Because these are third graders, we used the program on the noonday site to measure the distance from our school to the equator. Our information resulted in 5075 km. They are just starting to understand their times table, so we worked on multiplying 5075 * 8 resulting in 40600 km. Not bad, considering they are learning. This then was related to the circumference around the earth, and we pulled out our globe to take another look.
< We then were given our partner school. This resulted in the group learning where Wharton, New Jersey is located. Because the schools are not North/South of each other, we used the program to calculate the distance from the equator for both schools. Warren= 5075km; Wharton=4518km We then subtracted them from one another to get 557km between them. This then was used with the process of subtracting the schools angles. Warren at 45 degrees – 40 degrees of Wharton, to get 5 degrees. We then needed to find how many 5 degrees are in a 360. We got 72. From this we then calculated 72 * 557= 40104 km as the circumference of the earth.
Our group had a ton of fun and the experience gave them great pride that they were completing a project along with older math students. Many math concepts were taught in a fun learning environment. We may be little but we are math strong.
Greetings from Chillicothe, Ohio! Our 12th grade physics class divided into groups and gathered our data on September 21, 2007. Local noon was at 1:23 pm, so a team of students met at 1:05 pm and started to take measurements at 1:11 pm. We used rectangular meter sticks taped to bricks. We checked with a level to be sure the meter sticks were perpendicular. We had poster boards taped together under the meter sticks. We marked the edge of the meter stick, then the shadow’s edge every two minutes until 1:41 pm. Here are some pictures of the Measuring Team at work.

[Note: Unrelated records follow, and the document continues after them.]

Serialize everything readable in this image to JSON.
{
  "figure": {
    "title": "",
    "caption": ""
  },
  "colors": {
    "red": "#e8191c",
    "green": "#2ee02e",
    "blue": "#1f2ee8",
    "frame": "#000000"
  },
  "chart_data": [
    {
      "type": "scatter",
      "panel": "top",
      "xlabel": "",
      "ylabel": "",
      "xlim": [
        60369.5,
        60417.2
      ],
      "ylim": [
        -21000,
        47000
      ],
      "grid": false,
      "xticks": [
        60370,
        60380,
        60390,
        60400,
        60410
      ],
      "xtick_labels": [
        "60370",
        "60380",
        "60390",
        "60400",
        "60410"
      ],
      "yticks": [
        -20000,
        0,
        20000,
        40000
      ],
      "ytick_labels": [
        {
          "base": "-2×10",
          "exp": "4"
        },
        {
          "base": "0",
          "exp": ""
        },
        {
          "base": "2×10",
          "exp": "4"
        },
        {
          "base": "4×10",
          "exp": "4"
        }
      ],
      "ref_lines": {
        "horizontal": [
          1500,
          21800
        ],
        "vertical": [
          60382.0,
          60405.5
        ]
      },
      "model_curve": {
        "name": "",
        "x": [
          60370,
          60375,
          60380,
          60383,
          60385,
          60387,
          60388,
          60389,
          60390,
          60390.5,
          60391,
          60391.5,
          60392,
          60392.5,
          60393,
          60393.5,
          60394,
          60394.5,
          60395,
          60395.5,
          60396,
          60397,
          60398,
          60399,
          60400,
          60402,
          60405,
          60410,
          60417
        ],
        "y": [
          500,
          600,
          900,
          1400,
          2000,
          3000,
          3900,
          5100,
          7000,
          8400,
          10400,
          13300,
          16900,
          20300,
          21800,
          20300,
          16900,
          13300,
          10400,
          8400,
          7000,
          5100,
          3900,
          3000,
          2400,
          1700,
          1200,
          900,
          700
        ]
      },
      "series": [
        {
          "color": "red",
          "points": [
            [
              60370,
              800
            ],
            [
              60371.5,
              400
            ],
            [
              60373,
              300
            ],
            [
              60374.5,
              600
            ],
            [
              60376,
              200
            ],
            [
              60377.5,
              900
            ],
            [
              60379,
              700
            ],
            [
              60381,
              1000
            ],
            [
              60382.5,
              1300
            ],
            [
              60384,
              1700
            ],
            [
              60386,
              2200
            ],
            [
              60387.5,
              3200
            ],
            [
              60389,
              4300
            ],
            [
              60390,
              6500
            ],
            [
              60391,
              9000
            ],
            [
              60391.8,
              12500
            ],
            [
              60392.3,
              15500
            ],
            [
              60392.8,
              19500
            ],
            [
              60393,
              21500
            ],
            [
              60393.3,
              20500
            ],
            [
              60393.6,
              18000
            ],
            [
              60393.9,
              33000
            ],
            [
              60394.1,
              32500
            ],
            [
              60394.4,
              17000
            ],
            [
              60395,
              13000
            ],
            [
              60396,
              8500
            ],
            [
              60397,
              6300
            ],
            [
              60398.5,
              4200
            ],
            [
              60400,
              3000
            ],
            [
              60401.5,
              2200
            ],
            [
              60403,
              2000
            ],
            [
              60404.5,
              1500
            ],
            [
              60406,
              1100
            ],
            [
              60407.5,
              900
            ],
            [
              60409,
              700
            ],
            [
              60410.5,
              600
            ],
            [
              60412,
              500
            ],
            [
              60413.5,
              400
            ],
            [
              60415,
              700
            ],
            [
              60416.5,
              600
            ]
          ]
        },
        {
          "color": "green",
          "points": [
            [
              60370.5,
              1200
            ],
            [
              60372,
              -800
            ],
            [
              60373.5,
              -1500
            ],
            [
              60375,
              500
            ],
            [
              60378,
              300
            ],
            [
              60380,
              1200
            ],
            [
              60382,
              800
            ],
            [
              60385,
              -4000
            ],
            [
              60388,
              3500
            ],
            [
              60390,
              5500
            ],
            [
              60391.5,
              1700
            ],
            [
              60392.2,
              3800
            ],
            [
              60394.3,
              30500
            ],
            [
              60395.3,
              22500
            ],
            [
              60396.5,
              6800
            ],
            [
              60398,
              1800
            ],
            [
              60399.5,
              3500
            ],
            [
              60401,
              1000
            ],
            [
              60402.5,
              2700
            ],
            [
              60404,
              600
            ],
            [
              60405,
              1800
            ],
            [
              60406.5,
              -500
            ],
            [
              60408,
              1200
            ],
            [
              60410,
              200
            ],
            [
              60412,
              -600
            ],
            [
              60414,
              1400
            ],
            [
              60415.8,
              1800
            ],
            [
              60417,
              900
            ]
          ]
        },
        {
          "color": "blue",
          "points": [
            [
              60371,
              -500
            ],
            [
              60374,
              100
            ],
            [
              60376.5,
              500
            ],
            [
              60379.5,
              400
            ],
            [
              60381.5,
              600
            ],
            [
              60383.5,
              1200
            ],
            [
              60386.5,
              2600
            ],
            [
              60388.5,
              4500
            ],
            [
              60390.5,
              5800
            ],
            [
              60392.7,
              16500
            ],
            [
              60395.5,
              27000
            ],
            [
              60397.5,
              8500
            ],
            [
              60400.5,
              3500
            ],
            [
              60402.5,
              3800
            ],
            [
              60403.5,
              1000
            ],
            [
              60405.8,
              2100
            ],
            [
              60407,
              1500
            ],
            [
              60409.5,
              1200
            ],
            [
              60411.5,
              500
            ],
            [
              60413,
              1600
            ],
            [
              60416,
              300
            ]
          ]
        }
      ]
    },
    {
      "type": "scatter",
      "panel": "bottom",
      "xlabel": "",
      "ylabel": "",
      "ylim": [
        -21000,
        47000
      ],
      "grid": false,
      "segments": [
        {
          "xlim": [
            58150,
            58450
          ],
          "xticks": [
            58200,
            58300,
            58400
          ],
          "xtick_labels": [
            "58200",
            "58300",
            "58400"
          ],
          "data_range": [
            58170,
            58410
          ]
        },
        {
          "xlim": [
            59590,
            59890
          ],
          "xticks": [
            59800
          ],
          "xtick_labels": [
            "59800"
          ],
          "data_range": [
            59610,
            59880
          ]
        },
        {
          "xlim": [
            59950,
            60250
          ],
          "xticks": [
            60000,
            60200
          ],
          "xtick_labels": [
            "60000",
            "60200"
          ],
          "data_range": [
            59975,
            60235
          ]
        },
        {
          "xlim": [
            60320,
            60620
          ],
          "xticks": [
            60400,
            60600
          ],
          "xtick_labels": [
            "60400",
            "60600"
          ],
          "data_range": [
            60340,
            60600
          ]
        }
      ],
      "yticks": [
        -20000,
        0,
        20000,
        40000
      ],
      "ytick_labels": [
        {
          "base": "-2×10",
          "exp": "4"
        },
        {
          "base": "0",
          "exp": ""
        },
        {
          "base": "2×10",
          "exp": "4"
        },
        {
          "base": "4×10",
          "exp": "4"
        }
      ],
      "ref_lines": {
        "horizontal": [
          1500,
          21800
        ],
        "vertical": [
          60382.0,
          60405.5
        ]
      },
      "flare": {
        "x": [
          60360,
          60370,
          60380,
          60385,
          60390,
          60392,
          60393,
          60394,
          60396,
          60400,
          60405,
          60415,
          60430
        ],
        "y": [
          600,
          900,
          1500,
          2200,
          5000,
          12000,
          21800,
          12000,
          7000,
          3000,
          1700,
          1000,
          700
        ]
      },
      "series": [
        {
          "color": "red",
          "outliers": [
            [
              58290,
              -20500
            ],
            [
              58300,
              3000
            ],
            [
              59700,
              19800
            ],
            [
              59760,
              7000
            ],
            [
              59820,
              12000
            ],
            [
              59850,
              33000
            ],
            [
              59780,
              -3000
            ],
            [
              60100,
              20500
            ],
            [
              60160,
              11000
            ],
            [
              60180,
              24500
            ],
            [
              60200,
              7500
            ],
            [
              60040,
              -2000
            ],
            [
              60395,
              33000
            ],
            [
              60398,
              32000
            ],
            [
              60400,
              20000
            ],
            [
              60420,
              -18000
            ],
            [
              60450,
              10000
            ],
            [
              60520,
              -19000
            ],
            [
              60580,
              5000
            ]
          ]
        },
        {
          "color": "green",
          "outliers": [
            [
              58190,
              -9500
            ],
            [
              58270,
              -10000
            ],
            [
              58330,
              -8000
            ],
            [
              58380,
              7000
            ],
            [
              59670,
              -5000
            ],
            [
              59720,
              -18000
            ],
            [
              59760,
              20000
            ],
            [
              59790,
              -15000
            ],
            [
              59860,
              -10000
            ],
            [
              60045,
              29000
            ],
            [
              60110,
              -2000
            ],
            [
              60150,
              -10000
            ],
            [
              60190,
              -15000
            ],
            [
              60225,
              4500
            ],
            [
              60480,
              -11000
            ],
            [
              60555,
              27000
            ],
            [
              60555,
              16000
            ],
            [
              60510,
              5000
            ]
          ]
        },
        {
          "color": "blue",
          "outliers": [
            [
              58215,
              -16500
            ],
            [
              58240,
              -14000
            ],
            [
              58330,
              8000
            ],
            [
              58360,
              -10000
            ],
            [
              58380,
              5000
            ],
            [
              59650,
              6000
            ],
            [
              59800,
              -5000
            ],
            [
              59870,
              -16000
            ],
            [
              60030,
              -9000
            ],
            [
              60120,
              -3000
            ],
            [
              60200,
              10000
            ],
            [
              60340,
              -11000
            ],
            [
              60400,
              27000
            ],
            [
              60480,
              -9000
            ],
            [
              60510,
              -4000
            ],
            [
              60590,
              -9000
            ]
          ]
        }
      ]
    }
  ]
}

When our measurements were complete, the rest of the student teams went to work. They measured the length of each shadow line to find the shortest one, then they used trigonometry to find the sun angle measure. To do this, they found the ratio of the shortest shadow’s length in cm divided by the meter stick’s length of 100 m, then used inverse tangent (tan-1) to find the angle measure. Most of our angles were near 38 degrees.
The next step was to choose a school in the Southern Hemisphere and combine our data with theirs. Their angle and our angle were added to find how large of a slice of the earth’s total angle measure from N to S we had combined. For instance, if their angle was 32 and ours was 38, we had a total of 70 degrees combined. By multiplying this angle measure by 111 kilometers per degree, we found the N – S distance between our locations.
Then we took 360 divided by 70 degrees to find the number of “slices” of this size in the whole earth. Finally, we multiplied the number of slices times the number of kilometers per slice to find the earth’s circumference. All of our teams were under 5% error. Until next year – this is Unioto High School, over and out!!